SHARECOMMENTMORE

UNDATED (CBS) - We are just eight days away from $1.2 trillion in budget cuts known as the sequester and while President Obama says Congress needs to stop the sequester before it kicks in, others are wondering if it would be better to let the cuts happen.

Defense department workers got sobering news Wednesday; most of them will take a big pay cut unless something is done to avoid the deep budget cuts known as the sequester.

Jessica Wright, acting Under Secretary of Defense for Personnel and Readiness says, "If furloughs are enacted, civilians will experience a 20% decrease in their pay between late April and September."

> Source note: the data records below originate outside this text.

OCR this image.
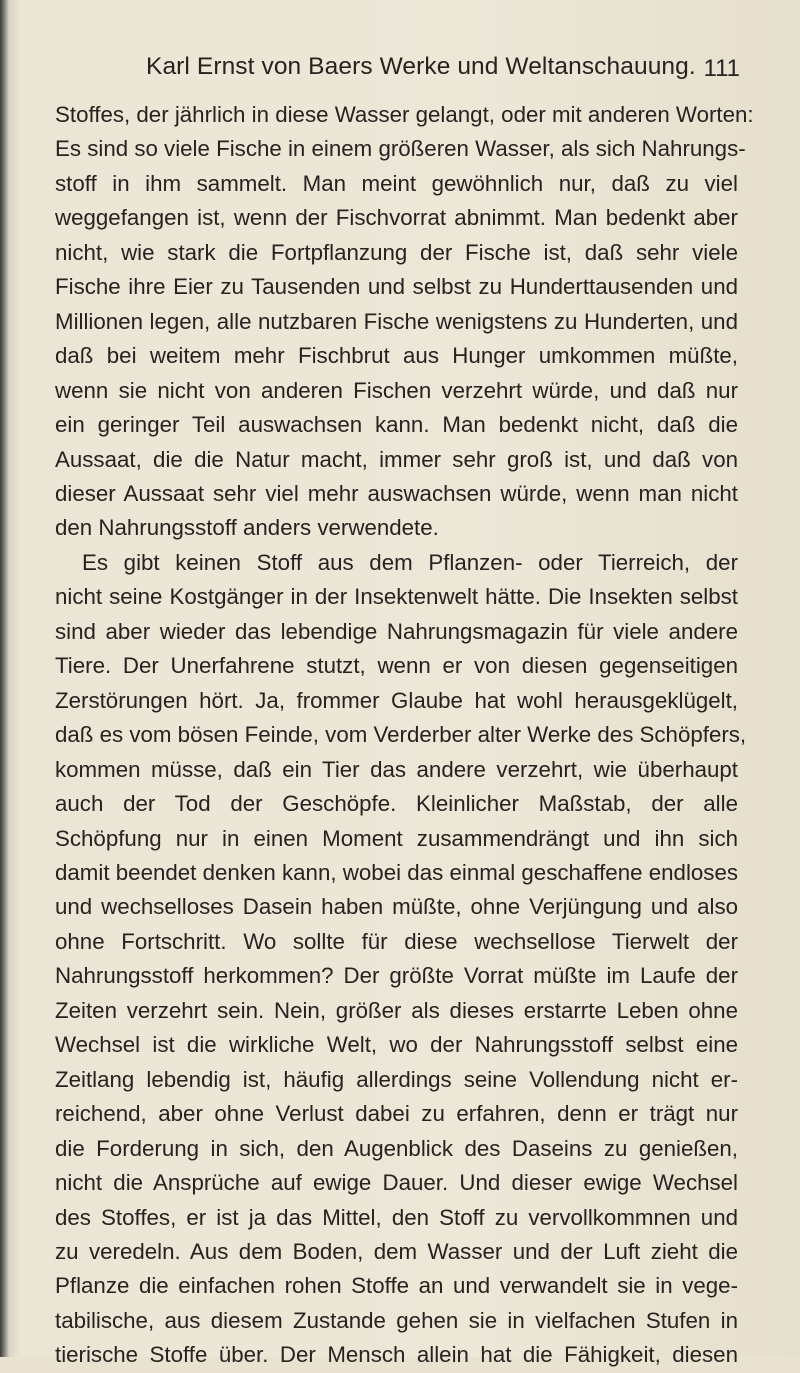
Karl Ernst von Baers Werke und Weltanschauung. 111
Stoffes, der jährlich in diese Wasser gelangt, oder mit anderen Worten:
Es sind so viele Fische in einem größeren Wasser, als sich Nahrungs-
stoff in ihm sammelt. Man meint gewöhnlich nur, daß zu viel
weggefangen ist, wenn der Fischvorrat abnimmt. Man bedenkt aber
nicht, wie stark die Fortpflanzung der Fische ist, daß sehr viele
Fische ihre Eier zu Tausenden und selbst zu Hunderttausenden und
Millionen legen, alle nutzbaren Fische wenigstens zu Hunderten, und
daß bei weitem mehr Fischbrut aus Hunger umkommen müßte,
wenn sie nicht von anderen Fischen verzehrt würde, und daß nur
ein geringer Teil auswachsen kann. Man bedenkt nicht, daß die
Aussaat, die die Natur macht, immer sehr groß ist, und daß von
dieser Aussaat sehr viel mehr auswachsen würde, wenn man nicht
den Nahrungsstoff anders verwendete.
Es gibt keinen Stoff aus dem Pflanzen- oder Tierreich, der
nicht seine Kostgänger in der Insektenwelt hätte. Die Insekten selbst
sind aber wieder das lebendige Nahrungsmagazin für viele andere
Tiere. Der Unerfahrene stutzt, wenn er von diesen gegenseitigen
Zerstörungen hört. Ja, frommer Glaube hat wohl herausgeklügelt,
daß es vom bösen Feinde, vom Verderber alter Werke des Schöpfers,
kommen müsse, daß ein Tier das andere verzehrt, wie überhaupt
auch der Tod der Geschöpfe. Kleinlicher Maßstab, der alle
Schöpfung nur in einen Moment zusammendrängt und ihn sich
damit beendet denken kann, wobei das einmal geschaffene endloses
und wechselloses Dasein haben müßte, ohne Verjüngung und also
ohne Fortschritt. Wo sollte für diese wechsellose Tierwelt der
Nahrungsstoff herkommen? Der größte Vorrat müßte im Laufe der
Zeiten verzehrt sein. Nein, größer als dieses erstarrte Leben ohne
Wechsel ist die wirkliche Welt, wo der Nahrungsstoff selbst eine
Zeitlang lebendig ist, häufig allerdings seine Vollendung nicht er-
reichend, aber ohne Verlust dabei zu erfahren, denn er trägt nur
die Forderung in sich, den Augenblick des Daseins zu genießen,
nicht die Ansprüche auf ewige Dauer. Und dieser ewige Wechsel
des Stoffes, er ist ja das Mittel, den Stoff zu vervollkommnen und
zu veredeln. Aus dem Boden, dem Wasser und der Luft zieht die
Pflanze die einfachen rohen Stoffe an und verwandelt sie in vege-
tabilische, aus diesem Zustande gehen sie in vielfachen Stufen in
tierische Stoffe über. Der Mensch allein hat die Fähigkeit, diesen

Robert Hale, the Pentagon's chief budget officer, says the furloughs will save the government $4 billion to $5 billion. But President Obama says the cuts should be made elsewhere. President Obama says, "There's no reason they should be furloughed, there's no reason they should lose their job or be laid off, this is a problem that Congress can solve."

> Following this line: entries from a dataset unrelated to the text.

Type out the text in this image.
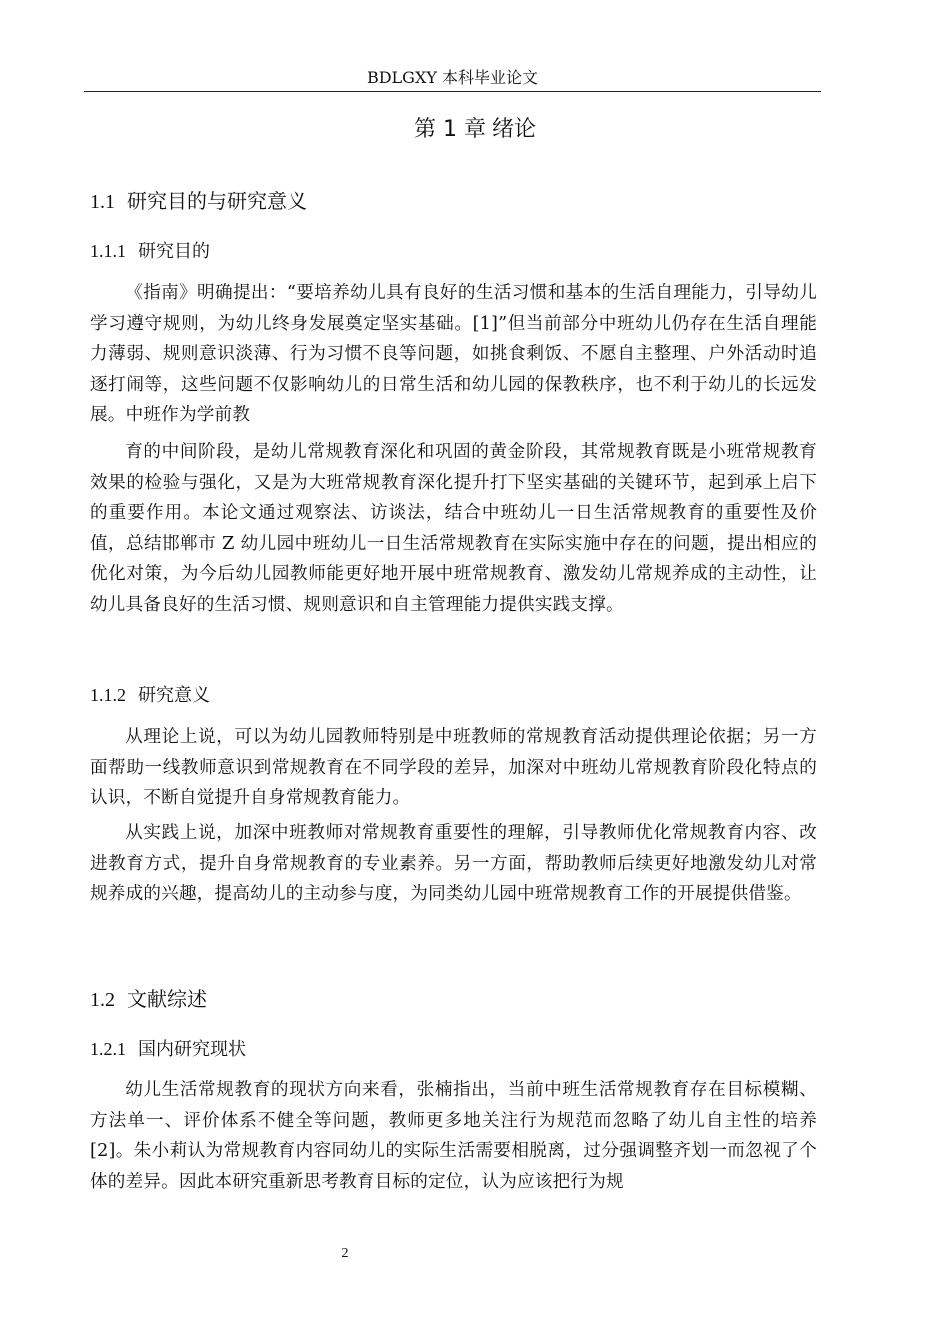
BDLGXY 本科毕业论文
第 1 章 绪论
1.1 研究目的与研究意义
1.1.1 研究目的

《指南》明确提出：“要培养幼儿具有良好的生活习惯和基本的生活自理能力，引导幼儿学习遵守规则，为幼儿终身发展奠定坚实基础。[1]”但当前部分中班幼儿仍存在生活自理能力薄弱、规则意识淡薄、行为习惯不良等问题，如挑食剩饭、不愿自主整理、户外活动时追逐打闹等，这些问题不仅影响幼儿的日常生活和幼儿园的保教秩序，也不利于幼儿的长远发展。中班作为学前教

育的中间阶段，是幼儿常规教育深化和巩固的黄金阶段，其常规教育既是小班常规教育效果的检验与强化，又是为大班常规教育深化提升打下坚实基础的关键环节，起到承上启下的重要作用。本论文通过观察法、访谈法，结合中班幼儿一日生活常规教育的重要性及价值，总结邯郸市 Z 幼儿园中班幼儿一日生活常规教育在实际实施中存在的问题，提出相应的优化对策，为今后幼儿园教师能更好地开展中班常规教育、激发幼儿常规养成的主动性，让幼儿具备良好的生活习惯、规则意识和自主管理能力提供实践支撑。

1.1.2 研究意义

从理论上说，可以为幼儿园教师特别是中班教师的常规教育活动提供理论依据；另一方面帮助一线教师意识到常规教育在不同学段的差异，加深对中班幼儿常规教育阶段化特点的认识，不断自觉提升自身常规教育能力。

从实践上说，加深中班教师对常规教育重要性的理解，引导教师优化常规教育内容、改进教育方式，提升自身常规教育的专业素养。另一方面，帮助教师后续更好地激发幼儿对常规养成的兴趣，提高幼儿的主动参与度，为同类幼儿园中班常规教育工作的开展提供借鉴。

1.2 文献综述
1.2.1 国内研究现状

幼儿生活常规教育的现状方向来看，张楠指出，当前中班生活常规教育存在目标模糊、方法单一、评价体系不健全等问题，教师更多地关注行为规范而忽略了幼儿自主性的培养[2]。朱小莉认为常规教育内容同幼儿的实际生活需要相脱离，过分强调整齐划一而忽视了个体的差异。因此本研究重新思考教育目标的定位，认为应该把行为规

2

President Obama is trying to pin the blame for the last minute budget crisis on Congress. And with both chambers in recess until next week, the president has the stage here in Washington all to himself. He says, "I'm hoping that while they're back home they're hearing it from their constituents so that when they get back here, they're ready to do some work and we can avoid these automatic spending cuts."

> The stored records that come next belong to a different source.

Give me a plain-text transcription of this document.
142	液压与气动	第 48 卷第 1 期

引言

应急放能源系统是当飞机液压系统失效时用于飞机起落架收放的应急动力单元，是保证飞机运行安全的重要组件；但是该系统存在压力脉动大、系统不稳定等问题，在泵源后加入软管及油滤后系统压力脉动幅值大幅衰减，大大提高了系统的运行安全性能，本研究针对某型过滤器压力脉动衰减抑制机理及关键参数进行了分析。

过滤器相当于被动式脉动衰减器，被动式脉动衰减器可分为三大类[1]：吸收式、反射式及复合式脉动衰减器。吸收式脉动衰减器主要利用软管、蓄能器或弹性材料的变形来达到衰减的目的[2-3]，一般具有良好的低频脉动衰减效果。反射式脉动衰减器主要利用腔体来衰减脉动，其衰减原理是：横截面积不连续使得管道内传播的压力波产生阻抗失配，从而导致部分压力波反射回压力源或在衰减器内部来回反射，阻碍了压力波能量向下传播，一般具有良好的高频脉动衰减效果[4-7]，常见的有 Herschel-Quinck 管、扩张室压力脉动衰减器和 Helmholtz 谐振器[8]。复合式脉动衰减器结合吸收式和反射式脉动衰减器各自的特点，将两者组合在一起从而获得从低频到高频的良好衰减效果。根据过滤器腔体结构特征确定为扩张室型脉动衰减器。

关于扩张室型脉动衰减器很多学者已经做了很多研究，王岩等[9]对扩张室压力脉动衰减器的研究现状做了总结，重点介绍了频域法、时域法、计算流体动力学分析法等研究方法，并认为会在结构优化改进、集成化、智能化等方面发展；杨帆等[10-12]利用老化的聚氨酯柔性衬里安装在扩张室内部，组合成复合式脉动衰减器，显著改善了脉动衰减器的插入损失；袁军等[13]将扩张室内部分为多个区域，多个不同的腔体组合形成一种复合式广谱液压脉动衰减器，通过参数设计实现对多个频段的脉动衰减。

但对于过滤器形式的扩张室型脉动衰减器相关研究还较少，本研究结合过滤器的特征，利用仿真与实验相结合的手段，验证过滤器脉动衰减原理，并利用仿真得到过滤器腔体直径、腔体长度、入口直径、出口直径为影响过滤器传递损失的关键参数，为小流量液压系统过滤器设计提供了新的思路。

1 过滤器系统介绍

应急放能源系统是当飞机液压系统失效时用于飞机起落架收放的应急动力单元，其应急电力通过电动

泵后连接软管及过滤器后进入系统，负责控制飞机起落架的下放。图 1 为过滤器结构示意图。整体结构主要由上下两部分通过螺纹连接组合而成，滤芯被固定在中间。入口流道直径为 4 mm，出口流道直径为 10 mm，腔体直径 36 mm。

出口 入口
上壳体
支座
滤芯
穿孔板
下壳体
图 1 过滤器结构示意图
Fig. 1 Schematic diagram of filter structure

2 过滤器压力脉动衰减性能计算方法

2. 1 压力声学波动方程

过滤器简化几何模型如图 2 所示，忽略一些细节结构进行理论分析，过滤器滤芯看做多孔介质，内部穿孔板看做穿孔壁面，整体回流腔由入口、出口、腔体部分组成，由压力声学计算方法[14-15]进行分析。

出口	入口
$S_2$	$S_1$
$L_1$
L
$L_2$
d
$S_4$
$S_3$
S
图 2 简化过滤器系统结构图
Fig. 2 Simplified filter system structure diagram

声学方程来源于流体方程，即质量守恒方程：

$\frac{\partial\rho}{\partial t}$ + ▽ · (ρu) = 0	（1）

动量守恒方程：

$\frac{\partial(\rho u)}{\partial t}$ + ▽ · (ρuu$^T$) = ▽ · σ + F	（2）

But congressmen back home may not be getting the earful the president is hoping for. While nearly half of Americans want the cuts avoided, a substantial 40 percent would let them happen. And some on Capitol Hill agree with the 40 percent. Sen. Rand Paul says, "Not only should the sequester stand, many pundits say the sequester is far short."

If the cuts do kick in, that same poll shows more people would blame Republicans in Congress than the president.

Some economic projections say the sequester would cut at least a half of a percentage point off economic growth and add a quarter point to the unemployment rate.